I’m standing 6″ from Skip and the cop. The cop was 6″ away from Skip.

And now the magic show begins….Skip opened the binder and there, in full sight, was the hash pipe. I started flapping my arms like a seagull in heat. I moaned loudly…”we’re going to prison…we’re going to prison.” One German cop turned his head quickly and stared at me as I said that. Apparently, he knew the English word, “prison.”

With the soldier staring at the pencil holder, Skip nonchalantly opened the zipper, removed the pipe and stuck it in his back pocket.

I was flapping so hard, that given the right head wind, I would have taken off.

The soldier DID NOT REACT!!! Nothing happened.

He turned quickly away from Skip and the soldiers exited the compartment in a flash. Skip and I stood there, breathing like we had run a marathon. Our eyes were dilated like tweakers. We just stared at each other.

Our fellow compartment dwellers were in shock and said, and did, nothing.

Skip took the pipe out of his pocket and put it back in the binder.
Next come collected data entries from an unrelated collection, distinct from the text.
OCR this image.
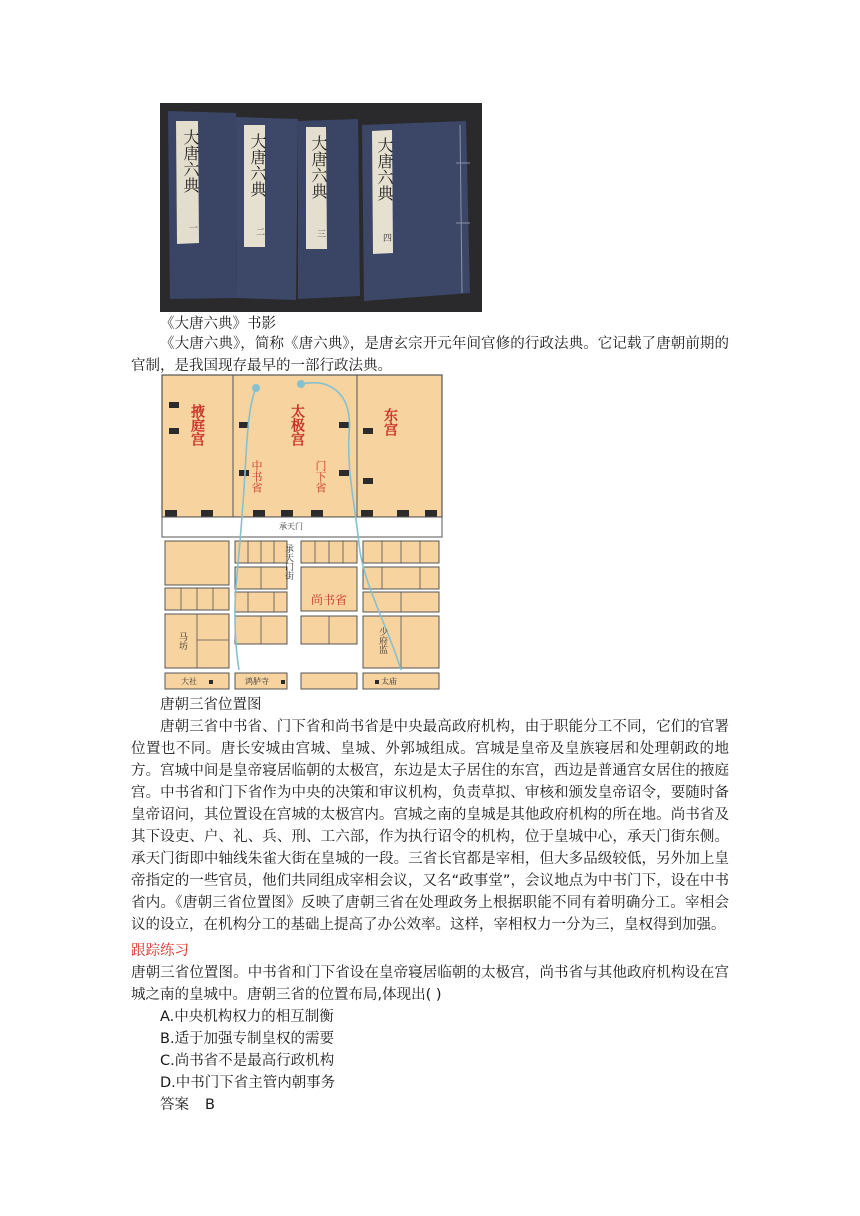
大唐六典
一
大唐六典
二
大唐六典
三
大唐六典
四
《大唐六典》书影
《大唐六典》，简称《唐六典》，是唐玄宗开元年间官修的行政法典。它记载了唐朝前期的官制，是我国现存最早的一部行政法典。
掖庭宫	太极宫	东宫
中书省	门下省
承天门
承天门街
尚书省
马坊	少府监
大社	鸿胪寺	太庙
唐朝三省位置图
唐朝三省中书省、门下省和尚书省是中央最高政府机构，由于职能分工不同，它们的官署位置也不同。唐长安城由宫城、皇城、外郭城组成。宫城是皇帝及皇族寝居和处理朝政的地方。宫城中间是皇帝寝居临朝的太极宫，东边是太子居住的东宫，西边是普通宫女居住的掖庭宫。中书省和门下省作为中央的决策和审议机构，负责草拟、审核和颁发皇帝诏令，要随时备皇帝诏问，其位置设在宫城的太极宫内。宫城之南的皇城是其他政府机构的所在地。尚书省及其下设吏、户、礼、兵、刑、工六部，作为执行诏令的机构，位于皇城中心，承天门街东侧。承天门街即中轴线朱雀大街在皇城的一段。三省长官都是宰相，但大多品级较低，另外加上皇帝指定的一些官员，他们共同组成宰相会议，又名“政事堂”，会议地点为中书门下，设在中书省内。《唐朝三省位置图》反映了唐朝三省在处理政务上根据职能不同有着明确分工。宰相会议的设立，在机构分工的基础上提高了办公效率。这样，宰相权力一分为三，皇权得到加强。
跟踪练习
唐朝三省位置图。中书省和门下省设在皇帝寝居临朝的太极宫，尚书省与其他政府机构设在宫城之南的皇城中。唐朝三省的位置布局,体现出( )
A.中央机构权力的相互制衡
B.适于加强专制皇权的需要
C.尚书省不是最高行政机构
D.中书门下省主管内朝事务
答案 B
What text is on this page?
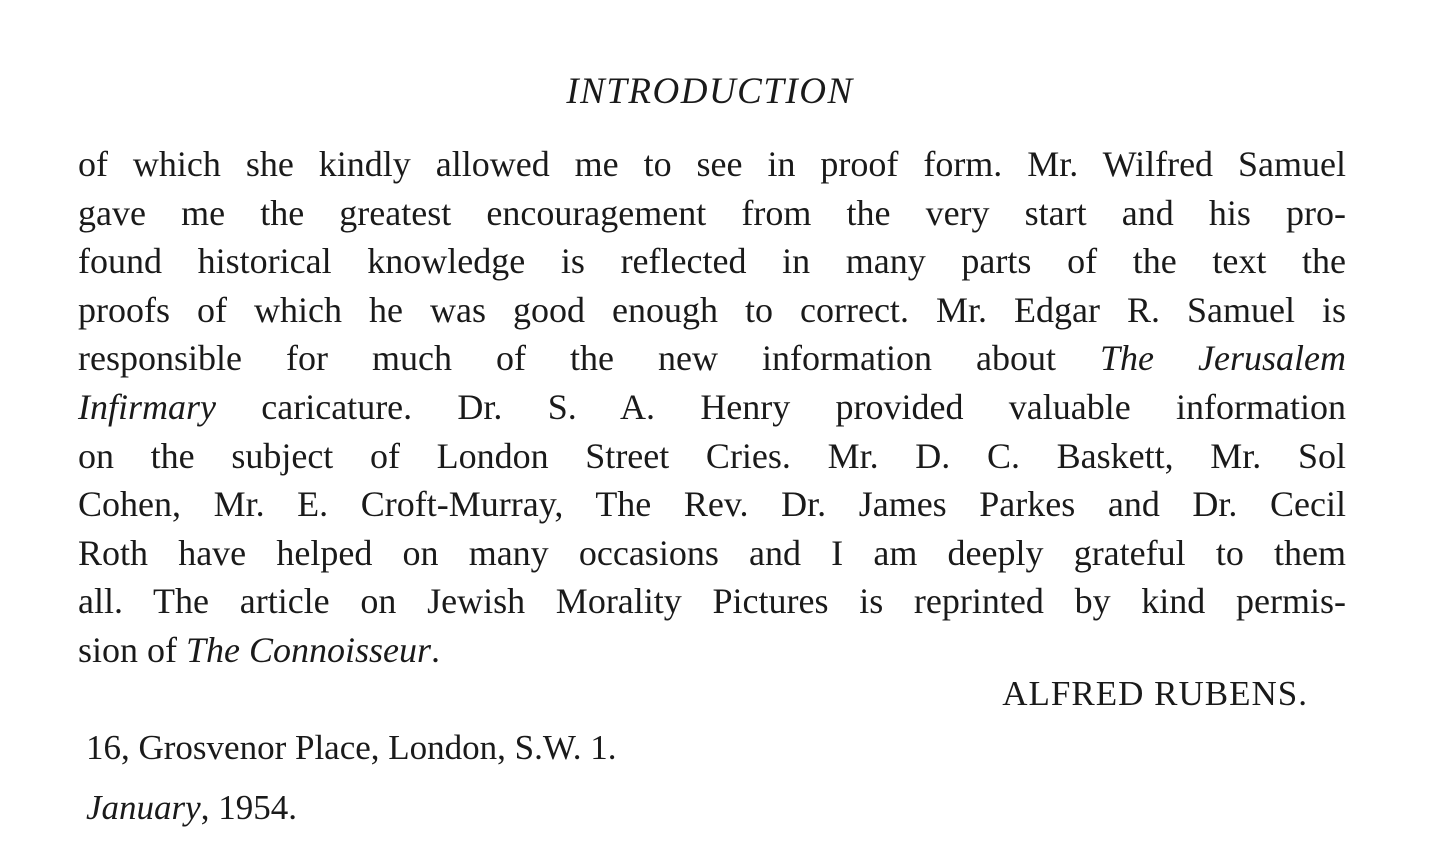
INTRODUCTION
of which she kindly allowed me to see in proof form. Mr. Wilfred Samuel
gave me the greatest encouragement from the very start and his pro-
found historical knowledge is reflected in many parts of the text the
proofs of which he was good enough to correct. Mr. Edgar R. Samuel is
responsible for much of the new information about The Jerusalem
Infirmary caricature. Dr. S. A. Henry provided valuable information
on the subject of London Street Cries. Mr. D. C. Baskett, Mr. Sol
Cohen, Mr. E. Croft-Murray, The Rev. Dr. James Parkes and Dr. Cecil
Roth have helped on many occasions and I am deeply grateful to them
all. The article on Jewish Morality Pictures is reprinted by kind permis-
sion of The Connoisseur.
ALFRED RUBENS.
16, Grosvenor Place, London, S.W. 1.
January, 1954.
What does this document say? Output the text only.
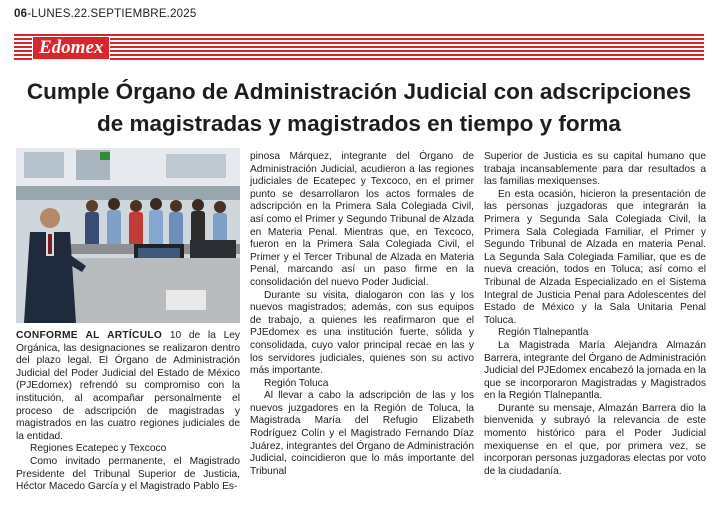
06-LUNES.22.SEPTIEMBRE.2025
Edomex
Cumple Órgano de Administración Judicial con adscripciones
de magistradas y magistrados en tiempo y forma

CONFORME AL ARTÍCULO 10 de la Ley Orgánica, las designaciones se realizaron dentro del plazo legal. El Órgano de Administración Judicial del Poder Judicial del Estado de México (PJEdomex) refrendó su compromiso con la institución, al acompañar personalmente el proceso de adscripción de magistradas y magistrados en las cuatro regiones judiciales de la entidad.

Regiones Ecatepec y Texcoco

Como invitado permanente, el Magistrado Presidente del Tribunal Superior de Justicia, Héctor Macedo García y el Magistrado Pablo Es-

pinosa Márquez, integrante del Órgano de Administración Judicial, acudieron a las regiones judiciales de Ecatepec y Texcoco, en el primer punto se desarrollaron los actos formales de adscripción en la Primera Sala Colegiada Civil, así como el Primer y Segundo Tribunal de Alzada en Materia Penal. Mientras que, en Texcoco, fueron en la Primera Sala Colegiada Civil, el Primer y el Tercer Tribunal de Alzada en Materia Penal, marcando así un paso firme en la consolidación del nuevo Poder Judicial.

Durante su visita, dialogaron con las y los nuevos magistrados; además, con sus equipos de trabajo, a quienes les reafirmaron que el PJEdomex es una institución fuerte, sólida y consolidada, cuyo valor principal recae en las y los servidores judiciales, quienes son su activo más importante.

Región Toluca

Al llevar a cabo la adscripción de las y los nuevos juzgadores en la Región de Toluca, la Magistrada María del Refugio Elizabeth Rodríguez Colín y el Magistrado Fernando Díaz Juárez, integrantes del Órgano de Administración Judicial, coincidieron que lo más importante del Tribunal

Superior de Justicia es su capital humano que trabaja incansablemente para dar resultados a las familias mexiquenses.

En esta ocasión, hicieron la presentación de las personas juzgadoras que integrarán la Primera y Segunda Sala Colegiada Civil, la Primera Sala Colegiada Familiar, el Primer y Segundo Tribunal de Alzada en materia Penal. La Segunda Sala Colegiada Familiar, que es de nueva creación, todos en Toluca; así como el Tribunal de Alzada Especializado en el Sistema Integral de Justicia Penal para Adolescentes del Estado de México y la Sala Unitaria Penal Toluca.

Región Tlalnepantla

La Magistrada María Alejandra Almazán Barrera, integrante del Órgano de Administración Judicial del PJEdomex encabezó la jornada en la que se incorporaron Magistradas y Magistrados en la Región Tlalnepantla.

Durante su mensaje, Almazán Barrera dio la bienvenida y subrayó la relevancia de este momento histórico para el Poder Judicial mexiquense en el que, por primera vez, se incorporan personas juzgadoras electas por voto de la ciudadanía.
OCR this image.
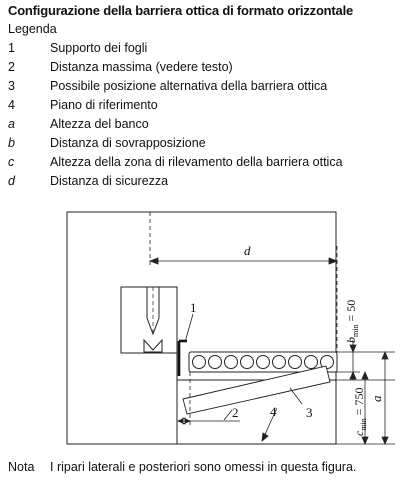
Configurazione della barriera ottica di formato orizzontale
Legenda
1	Supporto dei fogli
2	Distanza massima (vedere testo)
3	Possibile posizione alternativa della barriera ottica
4	Piano di riferimento
a	Altezza del banco
b	Distanza di sovrapposizione
c	Altezza della zona di rilevamento della barriera ottica
d	Distanza di sicurezza
d
1
3
2 4
$b_{min} = 50$
$c_{min} = 750$ a
Nota I ripari laterali e posteriori sono omessi in questa figura.
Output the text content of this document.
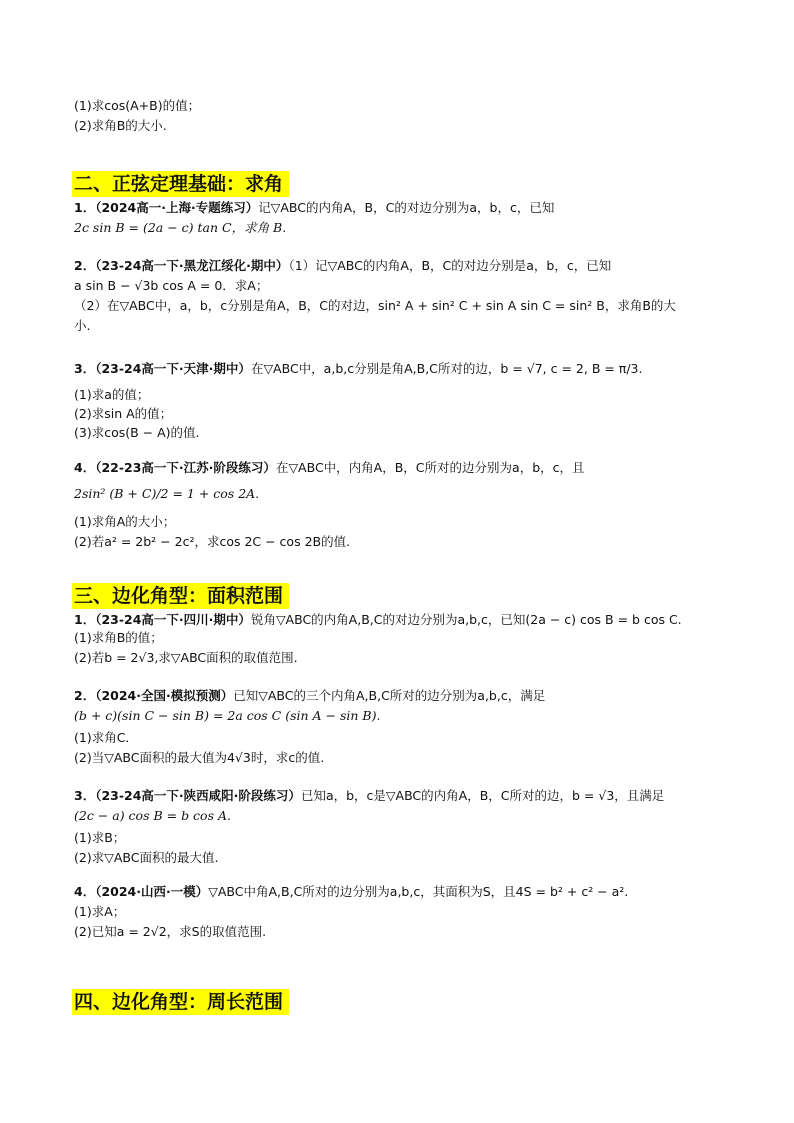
(1)求cos(A+B)的值；
(2)求角B的大小.
二、正弦定理基础：求角
1．（2024高一·上海·专题练习）记▽ABC的内角A，B，C的对边分别为a，b，c，已知
2c sin B = (2a − c) tan C，求角 B.
2．（23-24高一下·黑龙江绥化·期中）（1）记▽ABC的内角A，B，C的对边分别是a，b，c，已知
a sin B − √3b cos A = 0．求A；
（2）在▽ABC中，a，b，c分别是角A，B，C的对边，sin² A + sin² C + sin A sin C = sin² B，求角B的大
小.
3．（23-24高一下·天津·期中）在▽ABC中，a,b,c分别是角A,B,C所对的边，b = √7, c = 2, B = π/3.
(1)求a的值；
(2)求sin A的值；
(3)求cos(B − A)的值.
4．（22-23高一下·江苏·阶段练习）在▽ABC中，内角A，B，C所对的边分别为a，b，c，且
2sin² (B + C)/2 = 1 + cos 2A.
(1)求角A的大小；
(2)若a² = 2b² − 2c²，求cos 2C − cos 2B的值.
三、边化角型：面积范围
1．（23-24高一下·四川·期中）锐角▽ABC的内角A,B,C的对边分别为a,b,c，已知(2a − c) cos B = b cos C.
(1)求角B的值；
(2)若b = 2√3,求▽ABC面积的取值范围.
2．（2024·全国·模拟预测）已知▽ABC的三个内角A,B,C所对的边分别为a,b,c，满足
(b + c)(sin C − sin B) = 2a cos C (sin A − sin B).
(1)求角C．
(2)当▽ABC面积的最大值为4√3时，求c的值.
3．（23-24高一下·陕西咸阳·阶段练习）已知a，b，c是▽ABC的内角A，B，C所对的边，b = √3，且满足
(2c − a) cos B = b cos A.
(1)求B；
(2)求▽ABC面积的最大值.
4．（2024·山西·一模）▽ABC中角A,B,C所对的边分别为a,b,c，其面积为S，且4S = b² + c² − a².
(1)求A；
(2)已知a = 2√2，求S的取值范围.
四、边化角型：周长范围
But I grabbed it away from him before he could zipper it back up; I opened the window and threw it away.

I looked at him still breathing heavy.

Skip yelled at me: “Hey. What did you do that for? That cost 12 Guilders!!”
All I could do was spew unfathomable words and sounds.


“That’s what you’re concerned about? 12 Guilders?”

If I didn’t think he could snap my skinny neck, I would have poked his eyes out with my fingers.

We sat down. Neither of us said a word the rest of the way.

We got to the Amsterdam train station and went directly to storage.
Our stuff was sitting exactly where it was when we left.

Now Skip began to flap his arms! “It was gone. Honest to God. It was gone.”

My heart started a life threatening arrhythmia. I couldn’t move. I was frozen in place. I had no words. Meanwhile Skip was about to take off like a helicopter due to the rotation of his arms.

I grabbed him by the collar and dragged him over to the guy that managed the storage facility. I told him we were going to get something to eat and would be back in an hour. The guy just smiled the smile of someone evil.

We had lunch, went back, and got our stuff lugged it back to the train.

The adventure was 24 hours, round trip.

Thank God that Skip was my best friend. Otherwise, it would have been my first murder.